"Uma vaga noção de tudo, e um conhecimento de nada."
Charles Dickens (1812 - 1870) - Escritor Inglês

quinta-feira, 1 de agosto de 2013

Sutilezas Literárias # 032 - Machado de Assis

(...)
30 de setembro
"Se eu estivesse a escrever uma novela, riscaria as páginas do dia 12 e do dia 22 deste mês. Uma novela não permitiria aquela paridade de sucessos. Em ambos esses dias, - que então chamaria capítulos, - encontrei na rua a viúva Noronha, trocamos algumas palavras, vi-a entrar no bonde ou no carro, e partir; logo dei com dois sujeitos que pareciam admirá-la. Riscaria os dois capítulos, ou os faria mui diversos um de outro; em todo caso diminuiria a verdade exata, que aqui me parece mais útil que na obra de imaginação. Já lá vão muitas páginas falei das simetrias que há na vida, citando os casos de Osório e de Fidélia, ambos com os pais doentes fora daqui, e daqui saindo para eles, cada um por sua parte. Tudo isso repugna às composições imaginadas, que pedem variedade e até contradição nos termos. A vida, entretanto, é assim mesmo, uma repetição de atos e meneios, como nas recepções, comidas, visitas e outros folgares; nos trabalhos é a mesma coisa. Os sucessos, por mais que o acaso os taça e devolva, saem muita vez iguais no tempo e nas circunstâncias; assim a história, assim o resto.
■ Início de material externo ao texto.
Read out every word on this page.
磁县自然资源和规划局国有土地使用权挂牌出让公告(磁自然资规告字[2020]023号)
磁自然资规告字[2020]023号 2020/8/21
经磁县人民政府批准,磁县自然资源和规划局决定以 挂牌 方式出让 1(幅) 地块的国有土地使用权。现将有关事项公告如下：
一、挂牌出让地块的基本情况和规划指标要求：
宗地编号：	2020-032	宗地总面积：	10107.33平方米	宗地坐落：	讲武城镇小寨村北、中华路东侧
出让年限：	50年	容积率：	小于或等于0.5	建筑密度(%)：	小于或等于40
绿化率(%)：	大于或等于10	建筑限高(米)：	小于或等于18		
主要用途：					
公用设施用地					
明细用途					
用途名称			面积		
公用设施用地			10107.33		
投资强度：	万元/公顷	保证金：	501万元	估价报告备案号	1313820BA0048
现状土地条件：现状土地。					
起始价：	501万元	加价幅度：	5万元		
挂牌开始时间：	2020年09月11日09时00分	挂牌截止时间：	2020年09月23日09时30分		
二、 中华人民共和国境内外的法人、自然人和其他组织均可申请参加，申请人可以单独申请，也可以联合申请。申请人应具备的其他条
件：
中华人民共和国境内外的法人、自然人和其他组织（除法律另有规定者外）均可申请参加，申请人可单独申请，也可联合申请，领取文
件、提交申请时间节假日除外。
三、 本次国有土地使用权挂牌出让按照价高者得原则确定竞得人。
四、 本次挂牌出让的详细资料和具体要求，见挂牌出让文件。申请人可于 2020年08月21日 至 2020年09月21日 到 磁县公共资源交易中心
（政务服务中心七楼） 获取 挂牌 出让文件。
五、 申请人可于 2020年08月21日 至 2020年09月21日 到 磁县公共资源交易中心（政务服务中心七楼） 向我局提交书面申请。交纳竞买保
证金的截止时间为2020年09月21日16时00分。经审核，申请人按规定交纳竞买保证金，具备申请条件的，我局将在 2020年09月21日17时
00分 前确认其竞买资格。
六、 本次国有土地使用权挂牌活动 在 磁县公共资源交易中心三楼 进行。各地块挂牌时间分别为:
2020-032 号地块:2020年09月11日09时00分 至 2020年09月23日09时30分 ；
Dou estas satisfações a mim mesmo, a fim de mencionar o meu joelho doente, tal qual o de Dona Carmo. Outra paridade de situações... Há duas diferenças. A primeira é que nela o mal é puro e confessado reumatismo. Em mim também, mas o meu criado José chama-lhe nevralgia, ou por mais elegante ou por menos doloroso; é um dos seus modos de amar o patrão. A segunda diferença... 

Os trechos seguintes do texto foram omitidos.